AgriBrasilis – Na última década, o Brasil sempre exportou uma pequena parte de sua produção e concomitantemente, importou um número muito semelhante, porquê?
Ivo Mello – Porque pela força do acordo do Mercosul nossos vizinhos também são produtores de arroz de boa qualidade e o melhor mercado para vender é o vizinho e enorme Brasil. Uruguai, Argentina e Paraguai são hoje importantes produtores de arroz utilizando basicamente a mesma tecnologia desenvolvida para o Rio Grande do Sul, não são consumidores de arroz internamente e por isso são fornecedores deste cereal para o nosso mercado. Com isto, restou à cadeia produtiva do arroz brasileiro, buscar terceiros mercados para posicionar nosso produto.

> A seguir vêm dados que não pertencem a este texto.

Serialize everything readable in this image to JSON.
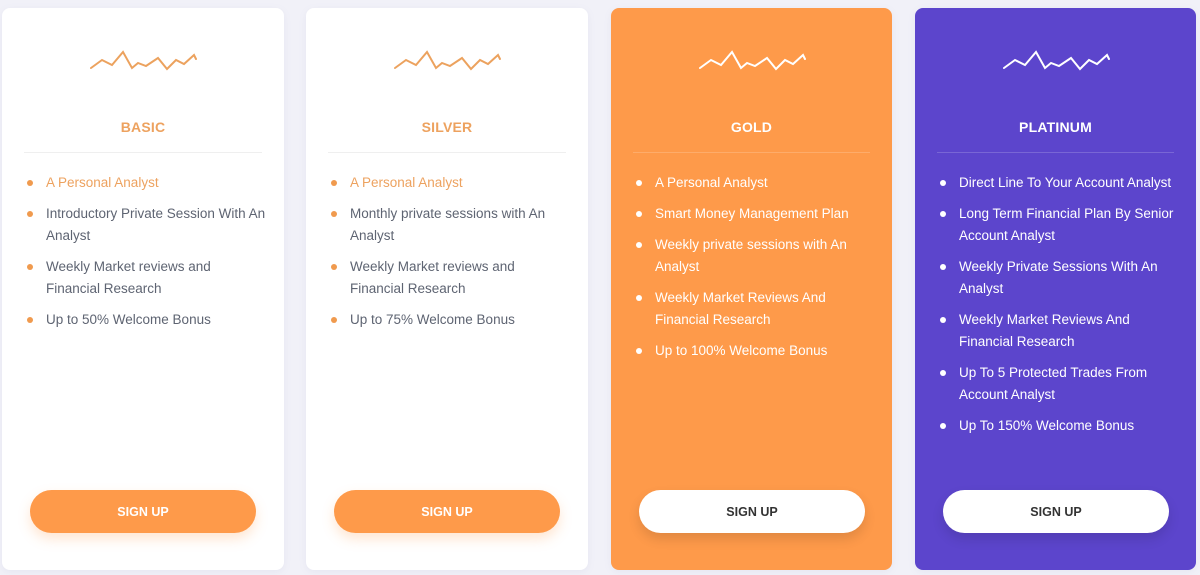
{
  "plans": [
    {
      "name": "BASIC",
      "icon": "sparkline-icon",
      "features": [
        {
          "text": "A Personal Analyst",
          "highlighted": true
        },
        {
          "text": "Introductory Private Session With An Analyst",
          "highlighted": false
        },
        {
          "text": "Weekly Market reviews and Financial Research",
          "highlighted": false
        },
        {
          "text": "Up to 50% Welcome Bonus",
          "highlighted": false
        }
      ],
      "cta": "SIGN UP"
    },
    {
      "name": "SILVER",
      "icon": "sparkline-icon",
      "features": [
        {
          "text": "A Personal Analyst",
          "highlighted": true
        },
        {
          "text": "Monthly private sessions with An Analyst",
          "highlighted": false
        },
        {
          "text": "Weekly Market reviews and Financial Research",
          "highlighted": false
        },
        {
          "text": "Up to 75% Welcome Bonus",
          "highlighted": false
        }
      ],
      "cta": "SIGN UP"
    },
    {
      "name": "GOLD",
      "icon": "sparkline-icon",
      "features": [
        {
          "text": "A Personal Analyst",
          "highlighted": false
        },
        {
          "text": "Smart Money Management Plan",
          "highlighted": false
        },
        {
          "text": "Weekly private sessions with An Analyst",
          "highlighted": false
        },
        {
          "text": "Weekly Market Reviews And Financial Research",
          "highlighted": false
        },
        {
          "text": "Up to 100% Welcome Bonus",
          "highlighted": false
        }
      ],
      "cta": "SIGN UP"
    },
    {
      "name": "PLATINUM",
      "icon": "sparkline-icon",
      "features": [
        {
          "text": "Direct Line To Your Account Analyst",
          "highlighted": false
        },
        {
          "text": "Long Term Financial Plan By Senior Account Analyst",
          "highlighted": false
        },
        {
          "text": "Weekly Private Sessions With An Analyst",
          "highlighted": false
        },
        {
          "text": "Weekly Market Reviews And Financial Research",
          "highlighted": false
        },
        {
          "text": "Up To 5 Protected Trades From Account Analyst",
          "highlighted": false
        },
        {
          "text": "Up To 150% Welcome Bonus",
          "highlighted": false
        }
      ],
      "cta": "SIGN UP"
    }
  ],
  "colors": {
    "accent_orange": "#fe9a4a",
    "accent_purple": "#5c45cc",
    "title_orange": "#eda25f",
    "body_text": "#5e6472",
    "background": "#f1f1f8"
  }
}
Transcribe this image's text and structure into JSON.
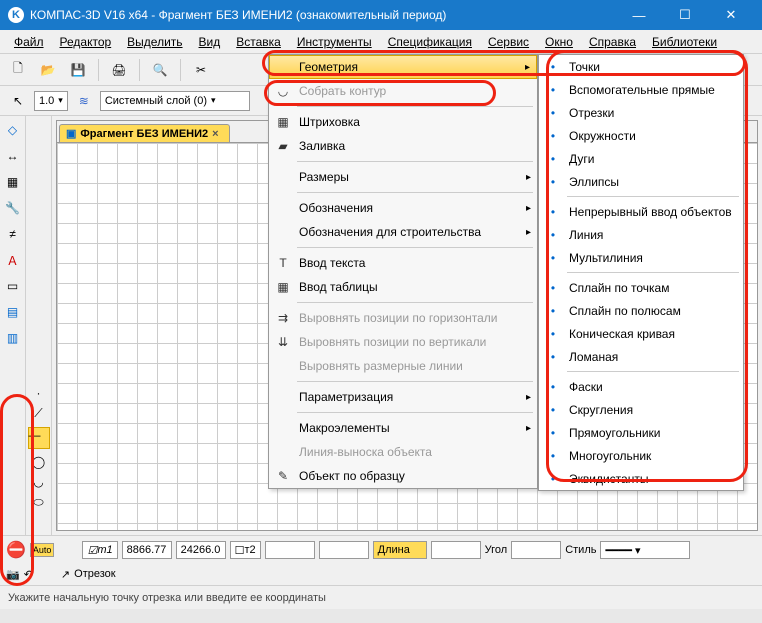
{
  "titlebar": {
    "app": "КОМПАС-3D V16  x64 - Фрагмент БЕЗ ИМЕНИ2 (ознакомительный период)"
  },
  "menubar": {
    "items": [
      "Файл",
      "Редактор",
      "Выделить",
      "Вид",
      "Вставка",
      "Инструменты",
      "Спецификация",
      "Сервис",
      "Окно",
      "Справка",
      "Библиотеки"
    ]
  },
  "row2": {
    "scale": "1.0",
    "layer": "Системный слой (0)"
  },
  "tab": {
    "name": "Фрагмент БЕЗ ИМЕНИ2"
  },
  "menu1": {
    "items": [
      {
        "label": "Геометрия",
        "hl": true,
        "sub": true
      },
      {
        "label": "Собрать контур",
        "dis": true,
        "icon": "◡"
      },
      {
        "sep": true
      },
      {
        "label": "Штриховка",
        "icon": "▦"
      },
      {
        "label": "Заливка",
        "icon": "▰"
      },
      {
        "sep": true
      },
      {
        "label": "Размеры",
        "sub": true
      },
      {
        "sep": true
      },
      {
        "label": "Обозначения",
        "sub": true
      },
      {
        "label": "Обозначения для строительства",
        "sub": true
      },
      {
        "sep": true
      },
      {
        "label": "Ввод текста",
        "icon": "T"
      },
      {
        "label": "Ввод таблицы",
        "icon": "▦"
      },
      {
        "sep": true
      },
      {
        "label": "Выровнять позиции по горизонтали",
        "dis": true,
        "icon": "⇉"
      },
      {
        "label": "Выровнять позиции по вертикали",
        "dis": true,
        "icon": "⇊"
      },
      {
        "label": "Выровнять размерные линии",
        "dis": true
      },
      {
        "sep": true
      },
      {
        "label": "Параметризация",
        "sub": true
      },
      {
        "sep": true
      },
      {
        "label": "Макроэлементы",
        "sub": true
      },
      {
        "label": "Линия-выноска объекта",
        "dis": true
      },
      {
        "label": "Объект по образцу",
        "icon": "✎"
      }
    ]
  },
  "menu2": {
    "items": [
      "Точки",
      "Вспомогательные прямые",
      "Отрезки",
      "Окружности",
      "Дуги",
      "Эллипсы",
      "",
      "Непрерывный ввод объектов",
      "Линия",
      "Мультилиния",
      "",
      "Сплайн по точкам",
      "Сплайн по полюсам",
      "Коническая кривая",
      "Ломаная",
      "",
      "Фаски",
      "Скругления",
      "Прямоугольники",
      "Многоугольник",
      "Эквидистанты"
    ]
  },
  "bottom": {
    "t1_label": "т1",
    "t1_x": "8866.77",
    "t1_y": "24266.0",
    "t2_label": "т2",
    "len_label": "Длина",
    "ang_label": "Угол",
    "style_label": "Стиль",
    "mode_label": "Отрезок"
  },
  "status": {
    "text": "Укажите начальную точку отрезка или введите ее координаты"
  }
}
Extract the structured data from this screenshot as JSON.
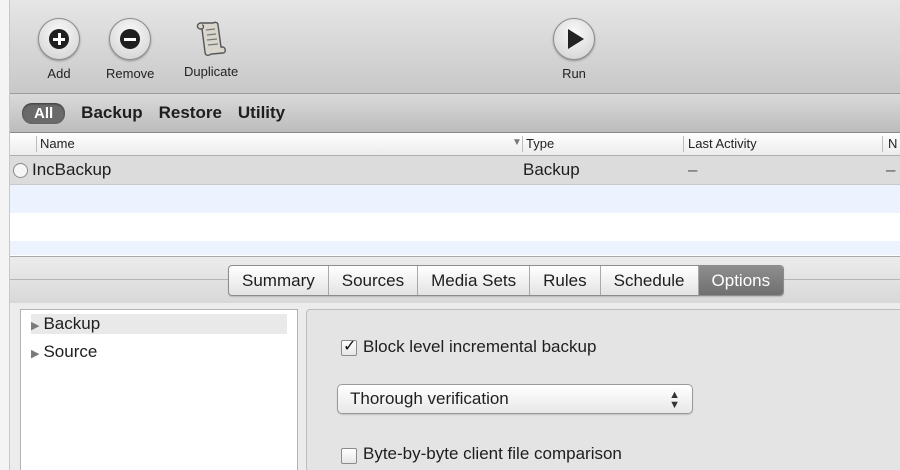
{
  "toolbar": {
    "buttons": [
      {
        "label": "Add",
        "icon": "plus-icon"
      },
      {
        "label": "Remove",
        "icon": "minus-icon"
      },
      {
        "label": "Duplicate",
        "icon": "scroll-icon"
      },
      {
        "label": "Run",
        "icon": "play-icon"
      }
    ]
  },
  "scope": {
    "items": [
      "All",
      "Backup",
      "Restore",
      "Utility"
    ],
    "selected": "All"
  },
  "table": {
    "columns": [
      "Name",
      "Type",
      "Last Activity",
      "N"
    ],
    "rows": [
      {
        "name": "IncBackup",
        "type": "Backup",
        "last_activity": "–",
        "next": "–"
      }
    ]
  },
  "tabs": {
    "items": [
      "Summary",
      "Sources",
      "Media Sets",
      "Rules",
      "Schedule",
      "Options"
    ],
    "active": "Options"
  },
  "sidebar": {
    "items": [
      {
        "label": "Backup",
        "selected": true
      },
      {
        "label": "Source",
        "selected": false
      }
    ]
  },
  "options": {
    "block_level": {
      "label": "Block level incremental backup",
      "checked": true
    },
    "verification": {
      "value": "Thorough verification"
    },
    "byte_compare": {
      "label": "Byte-by-byte client file comparison",
      "checked": false
    }
  }
}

AgriBrasilis – Como a taxa de câmbio desfavorece a importação no mercado interno?
Ivo Mello – Real desvalorizado fortalece nossas exportações. Por ser um mercado pequeno em relação às outras commodities como soja e milho, o preço do arroz no mercado internacional varia muito pouco em dólar. Mas quando nossa política cambial valoriza o dólar em relação à nossa moeda, os preços para exportar o grão ficam bastante atrativos.